His first university appointment was also at Birkbeck, where he worked as a lecturer in Inorganic Chemistry for 10 years before moving on to his first professorial appointment at the University of Western Ontario, Canada. In 1965, Professor Bradley was appointed to the Chair of Inorganic Chemistry at Queen Mary, London, where he served as Head of Department until 1983.
His research involved pioneering work on the synthesis and characterisation of compounds containing metal, including the synthesis of volatile compounds of aluminium, gallium and indium. With colleagues, he devised a highly efficient process for the purification of trimethylgallium and trimethylindium. This procedure was patented by the Ministry of Defence and licensed to the Epichem company, who successfully exploited the process achieving worldwide sales.

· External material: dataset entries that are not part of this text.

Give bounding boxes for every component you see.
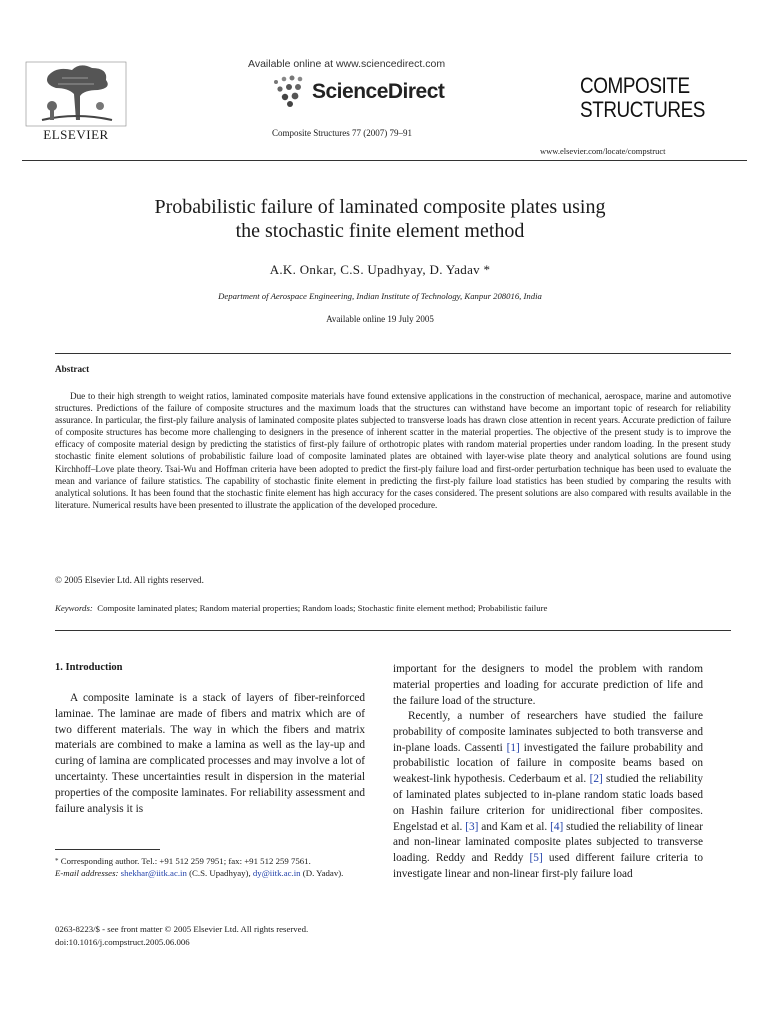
- abstract-copyright: © 2005 Elsevier Ltd. All rights reserved.: [55, 575, 204, 585]
- text-run: studied the reliability of linear and non-linear laminated composite plates subjected to transverse loading. Reddy and Reddy: [393, 820, 703, 865]
- text-run: and Kam et al.: [478, 820, 551, 833]
- abstract-body: Due to their high strength to weight ratios, laminated composite materials have found extensive applications in the construction of mechanical, aerospace, marine and automotive structures. Predictions of the failure of composite structures and the maximum loads that the structures can withstand have become an important topic of research for reliability assurance. In particular, the first-ply failure analysis of laminated composite plates subjected to transverse loads has drawn close attention in recent years. Accurate prediction of failure of composite structures has become more challenging to designers in the presence of inherent scatter in the material properties. The objective of the present study is to improve the efficacy of composite material design by predicting the statistics of first-ply failure of orthotropic plates with random material properties under random loading. In the present study stochastic finite element solutions of probabilistic failure load of composite laminated plates are obtained with layer-wise plate theory and analytical solutions are found using Kirchhoff–Love plate theory. Tsai-Wu and Hoffman criteria have been adopted to predict the first-ply failure load and first-order perturbation technique has been used to evaluate the mean and variance of failure statistics. The capability of stochastic finite element in predicting the first-ply failure load statistics has been studied by comparing the results with analytical solutions. It has been found that the stochastic finite element has high accuracy for the cases considered. The present solutions are also compared with results available in the literature. Numerical results have been presented to illustrate the application of the developed procedure.: [55, 391, 731, 510]
- citation-link-4[interactable]: [4]: [550, 820, 564, 833]
- text-run: investigated the failure probability and probabilistic location of failure in composite beams based on weakest-link hypothesis. Cederbaum et al.: [393, 741, 703, 786]
- citation-link-5[interactable]: [5]: [529, 852, 543, 865]
- journal-url-link[interactable]: www.elsevier.com/locate/compstruct: [540, 146, 666, 156]
- authors: A.K. Onkar, C.S. Upadhyay, D. Yadav *: [269, 262, 491, 277]
- abstract-heading: Abstract: [55, 364, 90, 374]
- sciencedirect-wordmark: ScienceDirect: [312, 80, 445, 103]
- sciencedirect-dots-icon: [270, 74, 316, 108]
- header-divider: [22, 160, 747, 161]
- paper-title-line2: the stochastic finite element method: [235, 220, 525, 242]
- intro-right-paragraph-2: [393, 709, 703, 883]
- keywords-list: Composite laminated plates; Random material properties; Random loads; Stochastic finite element method; Probabilistic failure: [97, 603, 548, 613]
- text-run: used different failure criteria to investigate linear and non-linear first-ply failure load: [393, 852, 703, 880]
- journal-title-line1: COMPOSITE: [580, 73, 690, 98]
- citation-link-1[interactable]: [1]: [506, 741, 520, 754]
- elsevier-tree-logo: [22, 58, 130, 130]
- elsevier-wordmark: ELSEVIER: [43, 127, 109, 142]
- email-link-yadav[interactable]: dy@iitk.ac.in: [252, 868, 301, 879]
- footnote-emails: [55, 867, 370, 879]
- section-heading-introduction: 1. Introduction: [55, 662, 123, 673]
- journal-reference: Composite Structures 77 (2007) 79–91: [272, 128, 412, 138]
- doi-line: doi:10.1016/j.compstruct.2005.06.006: [55, 936, 190, 947]
- paper-title: [60, 195, 700, 243]
- available-online-date: Available online 19 July 2005: [326, 314, 434, 324]
- footnote-divider: [55, 849, 160, 850]
- available-online-link[interactable]: Available online at www.sciencedirect.com: [248, 58, 446, 70]
- keywords-label: Keywords:: [55, 603, 93, 613]
- email-owner-1: (C.S. Upadhyay),: [189, 868, 251, 879]
- affiliation: Department of Aerospace Engineering, Indian Institute of Technology, Kanpur 208016, India: [218, 291, 542, 301]
- footnote-corresponding: [55, 855, 370, 867]
- text-run: studied the reliability of laminated plates subjected to in-plane random static loads based on Hashin failure criterion for unidirectional fiber composites. Engelstad et al.: [393, 773, 703, 833]
- issn-block: [55, 923, 375, 948]
- keywords: [55, 603, 731, 613]
- abstract-divider-bottom: [55, 630, 731, 631]
- journal-title-logo: [580, 73, 705, 122]
- issn-line: 0263-8223/$ - see front matter © 2005 Elsevier Ltd. All rights reserved.: [55, 924, 309, 934]
- email-label: E-mail addresses:: [55, 868, 119, 879]
- text-run: Recently, a number of researchers have studied the failure probability of composite laminates subjected to both transverse and in-plane loads. Cassenti: [393, 710, 703, 754]
- journal-title-line2: STRUCTURES: [580, 97, 705, 122]
- intro-left-column: A composite laminate is a stack of layers of fiber-reinforced laminae. The laminae are made of fibers and matrix which are of two different materials. The way in which the fibers and matrix materials are combined to make a lamina as well as the lay-up and curing of lamina are complicated processes and may involve a lot of uncertainty. These uncertainties result in dispersion in the material properties of the composite laminates. For reliability assessment and failure analysis it is: [55, 692, 365, 815]
- footnote-marker: *: [55, 857, 59, 865]
- footnote-contact: Corresponding author. Tel.: +91 512 259 7951; fax: +91 512 259 7561.: [60, 856, 311, 866]
- citation-link-2[interactable]: [2]: [589, 773, 603, 786]
- paper-title-line1: Probabilistic failure of laminated composite plates using: [154, 196, 606, 218]
- email-link-upadhyay[interactable]: shekhar@iitk.ac.in: [120, 868, 187, 879]
- citation-link-3[interactable]: [3]: [465, 820, 479, 833]
- email-owner-2: (D. Yadav).: [302, 868, 344, 879]
- abstract-divider-top: [55, 353, 731, 354]
- intro-right-paragraph-1: important for the designers to model the problem with random material properties and loading for accurate prediction of life and the failure load of the structure.: [393, 663, 703, 707]
- corresponding-author-footnote: [55, 855, 370, 880]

Widely published, Professor Bradley was elected to the Fellowship of the Royal Society in 1980. He also received the Ludwig Mond Medal, as well as the Lectureship of the Royal Society of Chemistry in 1987. In 1988 he was made Emeritus Professor of Inorganic Chemistry of the University of London and was awarded the Royal Medal in 1998 by the Royal Society.
Professor Bradley served on many academic committees, including those of Queen Mary College and the University of London, and played an active role in the Royal Society of Chemistry, serving successively as Honorary Secretary/Treasurer, Vice-President and President of the Dalton Division.
A Birkbeck Fellow, and Fellow of Queen Mary, Professor Bradley was Executive Editor of the international journal, Polyhedron, for five years from 1986 and was regularly invited to give courses of lectures internationally, including in Australia, Brazil, China, Hungary, India and the US. He delivered the Bakerian Prize Lecture to the Royal Society in 2010.